Zoe Gustavia Anna Whalen Fall 2026 Ready-to-Wear Collection

Come May, visitors to the Metropolitan Museum of Art’s “The Art of Costume” exhibition will see how the human form has been depicted in art and fashion over time. For Fall 2026, Zoe Whalen explores the same themes, but from an inside-out perspective. “It’s really a love letter to the body, especially my body,” the designer said of her new collection, called “Birthing Circle.” Giving birth and growing her Zoe Gustavia Anna Whalen brand were all on her mind. “I feel like I’m at a transition point in my practice, I’m at the beginning of a new rebirth; the beginning of a new chapter,” said Whalen, who gave a riveting performance.

Part of the reason for its breakthrough is the emphasis on clothing first and the public experience second. The changes were evident from the first exit, a twisted sweater with a single hook-and-eye seam, possibly designed with breastfeeding in mind. There are pants and more tailored pieces, like a comfortable fencing-style jacket and another with nice seams on the front and back (look 2). The ZGAW show wouldn’t be the same thing without milkmaid skirts and corsets, and Whalen admits she’s “still obsessed with tiny butt pads, but it’s all very soft and loving and still pretty small and subtle.” (A woman’s waist-to-hip ratio is often associated with fertility.)

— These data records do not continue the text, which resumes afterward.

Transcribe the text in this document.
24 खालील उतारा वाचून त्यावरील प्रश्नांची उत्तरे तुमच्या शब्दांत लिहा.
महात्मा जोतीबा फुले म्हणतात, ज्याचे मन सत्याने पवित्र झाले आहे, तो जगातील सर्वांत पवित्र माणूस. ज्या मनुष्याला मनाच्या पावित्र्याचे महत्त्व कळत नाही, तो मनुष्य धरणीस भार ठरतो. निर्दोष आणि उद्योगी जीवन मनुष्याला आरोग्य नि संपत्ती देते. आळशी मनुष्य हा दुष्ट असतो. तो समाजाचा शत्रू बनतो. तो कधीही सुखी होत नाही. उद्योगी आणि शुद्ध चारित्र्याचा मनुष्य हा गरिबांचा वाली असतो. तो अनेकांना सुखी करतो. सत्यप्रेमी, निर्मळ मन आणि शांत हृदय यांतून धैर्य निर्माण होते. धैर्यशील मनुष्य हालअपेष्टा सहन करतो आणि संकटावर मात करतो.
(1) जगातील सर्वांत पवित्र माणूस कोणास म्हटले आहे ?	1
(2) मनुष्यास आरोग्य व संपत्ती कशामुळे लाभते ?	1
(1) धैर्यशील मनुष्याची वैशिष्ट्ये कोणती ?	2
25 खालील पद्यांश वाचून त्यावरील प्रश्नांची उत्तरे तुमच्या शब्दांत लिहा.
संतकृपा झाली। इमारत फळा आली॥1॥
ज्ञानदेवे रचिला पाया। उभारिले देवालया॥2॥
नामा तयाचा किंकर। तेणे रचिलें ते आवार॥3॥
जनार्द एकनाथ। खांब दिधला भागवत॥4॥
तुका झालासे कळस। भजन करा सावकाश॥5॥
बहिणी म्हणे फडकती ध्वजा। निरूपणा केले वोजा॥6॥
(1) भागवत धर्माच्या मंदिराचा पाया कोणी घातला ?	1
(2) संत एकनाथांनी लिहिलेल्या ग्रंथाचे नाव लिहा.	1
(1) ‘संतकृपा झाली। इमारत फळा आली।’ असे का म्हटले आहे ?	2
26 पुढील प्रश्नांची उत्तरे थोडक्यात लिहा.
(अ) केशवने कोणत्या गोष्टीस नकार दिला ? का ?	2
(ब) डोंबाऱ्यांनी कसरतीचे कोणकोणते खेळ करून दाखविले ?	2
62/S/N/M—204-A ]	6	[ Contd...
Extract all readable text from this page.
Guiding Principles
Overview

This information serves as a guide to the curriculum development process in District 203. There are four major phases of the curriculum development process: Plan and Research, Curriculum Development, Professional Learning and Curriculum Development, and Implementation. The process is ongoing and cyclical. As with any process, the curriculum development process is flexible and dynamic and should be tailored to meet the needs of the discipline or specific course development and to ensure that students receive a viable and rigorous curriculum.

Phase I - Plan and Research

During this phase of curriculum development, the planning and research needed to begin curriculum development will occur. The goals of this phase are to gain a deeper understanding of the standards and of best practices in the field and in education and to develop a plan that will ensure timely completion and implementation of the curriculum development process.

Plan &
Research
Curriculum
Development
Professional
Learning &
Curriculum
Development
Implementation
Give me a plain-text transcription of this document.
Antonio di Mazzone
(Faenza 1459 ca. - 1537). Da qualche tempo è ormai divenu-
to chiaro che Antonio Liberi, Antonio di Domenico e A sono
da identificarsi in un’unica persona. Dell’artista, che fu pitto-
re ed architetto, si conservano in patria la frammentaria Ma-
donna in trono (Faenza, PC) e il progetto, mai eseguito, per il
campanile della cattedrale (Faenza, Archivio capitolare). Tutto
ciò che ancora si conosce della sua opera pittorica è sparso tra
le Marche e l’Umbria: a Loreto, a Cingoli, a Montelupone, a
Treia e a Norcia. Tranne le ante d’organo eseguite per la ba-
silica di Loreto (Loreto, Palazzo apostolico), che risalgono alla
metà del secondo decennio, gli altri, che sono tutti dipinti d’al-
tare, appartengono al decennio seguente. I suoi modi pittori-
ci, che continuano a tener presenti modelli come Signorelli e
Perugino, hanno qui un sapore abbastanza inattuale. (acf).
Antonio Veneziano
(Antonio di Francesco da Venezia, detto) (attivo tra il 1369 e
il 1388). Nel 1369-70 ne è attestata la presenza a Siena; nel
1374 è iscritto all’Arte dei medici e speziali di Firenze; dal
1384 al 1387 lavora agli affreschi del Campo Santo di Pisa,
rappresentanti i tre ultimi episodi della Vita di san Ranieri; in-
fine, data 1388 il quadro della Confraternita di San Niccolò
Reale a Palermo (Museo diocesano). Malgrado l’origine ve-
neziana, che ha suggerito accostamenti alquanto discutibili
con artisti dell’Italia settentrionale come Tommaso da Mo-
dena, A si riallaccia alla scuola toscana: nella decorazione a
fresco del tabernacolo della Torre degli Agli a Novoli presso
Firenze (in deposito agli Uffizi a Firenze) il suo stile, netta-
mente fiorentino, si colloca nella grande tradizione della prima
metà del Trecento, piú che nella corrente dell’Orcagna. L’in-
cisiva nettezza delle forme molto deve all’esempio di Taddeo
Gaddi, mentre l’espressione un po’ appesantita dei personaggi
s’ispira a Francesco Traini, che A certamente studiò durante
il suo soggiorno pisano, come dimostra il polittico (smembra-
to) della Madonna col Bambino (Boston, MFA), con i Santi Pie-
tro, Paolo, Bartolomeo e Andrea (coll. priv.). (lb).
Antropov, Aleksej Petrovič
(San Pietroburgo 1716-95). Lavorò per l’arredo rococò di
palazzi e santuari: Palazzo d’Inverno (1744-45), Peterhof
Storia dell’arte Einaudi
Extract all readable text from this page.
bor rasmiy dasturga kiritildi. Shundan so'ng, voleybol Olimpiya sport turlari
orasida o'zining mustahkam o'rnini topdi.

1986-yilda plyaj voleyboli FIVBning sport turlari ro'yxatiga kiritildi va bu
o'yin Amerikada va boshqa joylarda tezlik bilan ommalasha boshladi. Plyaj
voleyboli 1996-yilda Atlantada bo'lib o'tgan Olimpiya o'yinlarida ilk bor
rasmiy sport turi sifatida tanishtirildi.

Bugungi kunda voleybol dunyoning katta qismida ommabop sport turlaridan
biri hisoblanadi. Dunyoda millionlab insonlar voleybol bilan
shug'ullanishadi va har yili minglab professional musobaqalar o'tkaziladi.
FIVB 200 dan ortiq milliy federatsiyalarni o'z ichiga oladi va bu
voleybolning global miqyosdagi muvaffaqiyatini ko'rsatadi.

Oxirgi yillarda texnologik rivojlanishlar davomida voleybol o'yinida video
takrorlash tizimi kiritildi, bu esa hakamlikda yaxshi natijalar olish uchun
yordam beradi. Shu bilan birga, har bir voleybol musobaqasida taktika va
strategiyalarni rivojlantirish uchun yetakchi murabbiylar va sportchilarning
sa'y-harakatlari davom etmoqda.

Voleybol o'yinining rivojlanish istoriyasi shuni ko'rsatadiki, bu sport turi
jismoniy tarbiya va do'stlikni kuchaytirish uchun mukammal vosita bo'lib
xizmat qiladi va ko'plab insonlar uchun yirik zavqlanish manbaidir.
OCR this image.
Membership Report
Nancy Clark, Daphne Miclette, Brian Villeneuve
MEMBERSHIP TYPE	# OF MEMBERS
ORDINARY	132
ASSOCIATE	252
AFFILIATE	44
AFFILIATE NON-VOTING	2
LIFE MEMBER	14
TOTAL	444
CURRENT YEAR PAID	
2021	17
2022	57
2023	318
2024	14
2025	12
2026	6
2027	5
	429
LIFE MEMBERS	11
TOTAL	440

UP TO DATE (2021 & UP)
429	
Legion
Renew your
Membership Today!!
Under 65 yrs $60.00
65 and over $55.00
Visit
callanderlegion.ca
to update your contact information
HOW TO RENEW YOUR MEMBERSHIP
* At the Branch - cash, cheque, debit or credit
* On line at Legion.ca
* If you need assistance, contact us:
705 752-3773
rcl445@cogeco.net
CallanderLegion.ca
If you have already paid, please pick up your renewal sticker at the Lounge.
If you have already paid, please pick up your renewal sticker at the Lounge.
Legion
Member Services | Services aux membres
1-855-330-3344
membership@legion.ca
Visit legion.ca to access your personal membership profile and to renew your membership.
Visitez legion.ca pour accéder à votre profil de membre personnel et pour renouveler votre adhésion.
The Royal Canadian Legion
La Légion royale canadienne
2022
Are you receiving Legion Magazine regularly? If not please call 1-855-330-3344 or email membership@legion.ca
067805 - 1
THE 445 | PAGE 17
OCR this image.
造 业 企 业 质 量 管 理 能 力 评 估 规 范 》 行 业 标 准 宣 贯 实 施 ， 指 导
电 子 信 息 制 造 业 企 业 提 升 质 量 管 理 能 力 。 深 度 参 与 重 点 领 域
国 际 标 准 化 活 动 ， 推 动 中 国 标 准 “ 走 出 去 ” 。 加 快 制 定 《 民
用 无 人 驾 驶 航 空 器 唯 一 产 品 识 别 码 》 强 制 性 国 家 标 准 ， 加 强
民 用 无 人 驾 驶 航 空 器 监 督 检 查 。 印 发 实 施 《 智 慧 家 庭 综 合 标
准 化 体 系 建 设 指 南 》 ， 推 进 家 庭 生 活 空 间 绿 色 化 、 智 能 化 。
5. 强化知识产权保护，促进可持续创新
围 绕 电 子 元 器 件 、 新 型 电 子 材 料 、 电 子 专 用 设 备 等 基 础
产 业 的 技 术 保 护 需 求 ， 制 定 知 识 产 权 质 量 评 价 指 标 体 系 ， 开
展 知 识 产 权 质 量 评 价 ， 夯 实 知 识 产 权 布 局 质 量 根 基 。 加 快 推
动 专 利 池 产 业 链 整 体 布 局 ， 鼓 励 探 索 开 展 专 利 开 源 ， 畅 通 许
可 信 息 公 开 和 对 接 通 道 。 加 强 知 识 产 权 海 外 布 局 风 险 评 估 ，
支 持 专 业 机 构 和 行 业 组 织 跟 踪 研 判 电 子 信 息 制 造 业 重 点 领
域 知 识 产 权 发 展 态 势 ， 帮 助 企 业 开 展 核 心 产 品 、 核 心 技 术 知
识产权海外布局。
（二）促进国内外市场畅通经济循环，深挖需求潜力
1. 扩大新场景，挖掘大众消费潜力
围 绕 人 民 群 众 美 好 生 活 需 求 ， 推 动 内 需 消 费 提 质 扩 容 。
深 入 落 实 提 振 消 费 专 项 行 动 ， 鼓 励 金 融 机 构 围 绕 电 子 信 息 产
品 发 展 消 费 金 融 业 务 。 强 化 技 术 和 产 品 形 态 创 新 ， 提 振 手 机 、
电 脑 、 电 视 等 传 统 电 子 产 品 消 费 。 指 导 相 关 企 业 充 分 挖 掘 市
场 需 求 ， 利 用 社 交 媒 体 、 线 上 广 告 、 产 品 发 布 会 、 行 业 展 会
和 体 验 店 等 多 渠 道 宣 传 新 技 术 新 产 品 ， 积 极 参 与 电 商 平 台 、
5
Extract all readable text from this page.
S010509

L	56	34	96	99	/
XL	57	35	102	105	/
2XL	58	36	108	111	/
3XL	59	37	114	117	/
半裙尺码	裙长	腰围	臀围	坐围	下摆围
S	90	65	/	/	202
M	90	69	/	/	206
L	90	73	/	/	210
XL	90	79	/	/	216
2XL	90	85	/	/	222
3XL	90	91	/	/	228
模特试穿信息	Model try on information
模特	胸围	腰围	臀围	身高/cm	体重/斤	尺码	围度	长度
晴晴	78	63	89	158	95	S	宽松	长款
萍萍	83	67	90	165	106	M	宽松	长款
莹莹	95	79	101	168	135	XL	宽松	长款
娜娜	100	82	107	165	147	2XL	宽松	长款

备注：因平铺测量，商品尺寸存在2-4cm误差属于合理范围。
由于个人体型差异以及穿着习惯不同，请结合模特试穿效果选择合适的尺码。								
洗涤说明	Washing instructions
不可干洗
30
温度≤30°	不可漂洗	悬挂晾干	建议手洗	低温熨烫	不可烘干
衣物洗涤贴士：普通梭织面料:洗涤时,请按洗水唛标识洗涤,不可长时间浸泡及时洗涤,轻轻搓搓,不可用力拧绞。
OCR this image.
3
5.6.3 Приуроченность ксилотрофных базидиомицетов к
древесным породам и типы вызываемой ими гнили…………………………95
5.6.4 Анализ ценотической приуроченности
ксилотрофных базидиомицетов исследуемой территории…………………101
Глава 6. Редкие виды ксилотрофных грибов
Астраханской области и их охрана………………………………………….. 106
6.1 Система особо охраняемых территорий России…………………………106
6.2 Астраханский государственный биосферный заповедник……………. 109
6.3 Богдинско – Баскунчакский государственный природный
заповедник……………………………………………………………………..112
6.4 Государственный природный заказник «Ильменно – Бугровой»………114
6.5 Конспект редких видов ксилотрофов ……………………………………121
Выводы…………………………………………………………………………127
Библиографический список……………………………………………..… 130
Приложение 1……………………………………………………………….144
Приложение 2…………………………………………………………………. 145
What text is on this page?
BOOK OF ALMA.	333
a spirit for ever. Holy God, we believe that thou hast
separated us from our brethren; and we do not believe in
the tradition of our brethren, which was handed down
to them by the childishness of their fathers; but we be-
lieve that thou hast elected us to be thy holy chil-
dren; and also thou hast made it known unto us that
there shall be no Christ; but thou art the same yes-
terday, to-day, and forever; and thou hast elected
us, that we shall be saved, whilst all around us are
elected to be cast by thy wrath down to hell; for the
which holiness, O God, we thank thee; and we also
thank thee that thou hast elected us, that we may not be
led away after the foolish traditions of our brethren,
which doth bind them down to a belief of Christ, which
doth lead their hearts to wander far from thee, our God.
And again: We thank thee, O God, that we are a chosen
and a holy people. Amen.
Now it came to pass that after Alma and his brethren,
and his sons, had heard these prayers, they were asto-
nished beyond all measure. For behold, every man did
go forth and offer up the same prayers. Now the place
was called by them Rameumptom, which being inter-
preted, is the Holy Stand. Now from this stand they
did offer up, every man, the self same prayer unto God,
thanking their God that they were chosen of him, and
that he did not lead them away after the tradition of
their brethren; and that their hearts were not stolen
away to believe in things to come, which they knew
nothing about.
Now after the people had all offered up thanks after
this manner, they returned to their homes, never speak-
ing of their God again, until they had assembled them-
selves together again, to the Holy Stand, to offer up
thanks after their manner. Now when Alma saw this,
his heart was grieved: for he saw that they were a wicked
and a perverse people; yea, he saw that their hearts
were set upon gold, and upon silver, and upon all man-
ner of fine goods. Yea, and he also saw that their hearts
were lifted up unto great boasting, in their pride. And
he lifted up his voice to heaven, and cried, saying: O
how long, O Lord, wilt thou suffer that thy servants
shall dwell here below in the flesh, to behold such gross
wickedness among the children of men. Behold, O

Less understated was a top with a wire waistline that curved upward as if it fit a pregnant woman’s belly. Drama is conveyed through color palette. The show opened with white, then moved to myriad reds (all dyed in the studio), then black. This refers to blood associated with reproduction (menstruation, birth, abortion). “I really like pushing for more opportunities to expose the body,” Whalen said, “and not shying away from the function of the body. Currently, I’m noticing an increase in covering up and hiding the body, and I want to push in the opposite direction as much as possible.”

This is not an abstract concept. At the end of the show, the designer, dressed in white, submerged herself in a claw-foot tub located at one end of the runway. Drenched and triumphant, she achieved a public rebirth at the end of a performance based on her decision about her bodily autonomy at a time when Roe v. Wade was overturned and many women’s access to obstetric care was limited.

This beautiful collection takes the brand to the next level and conveys a message. It talks about resilience, possibility, positivity and community. In an era of maximizing appearance, when some people alter their form externally through filters and elective surgeries, Whalen praised how the body naturally has “this incredible ability to shape-shift” and showed how fashion can change along with it.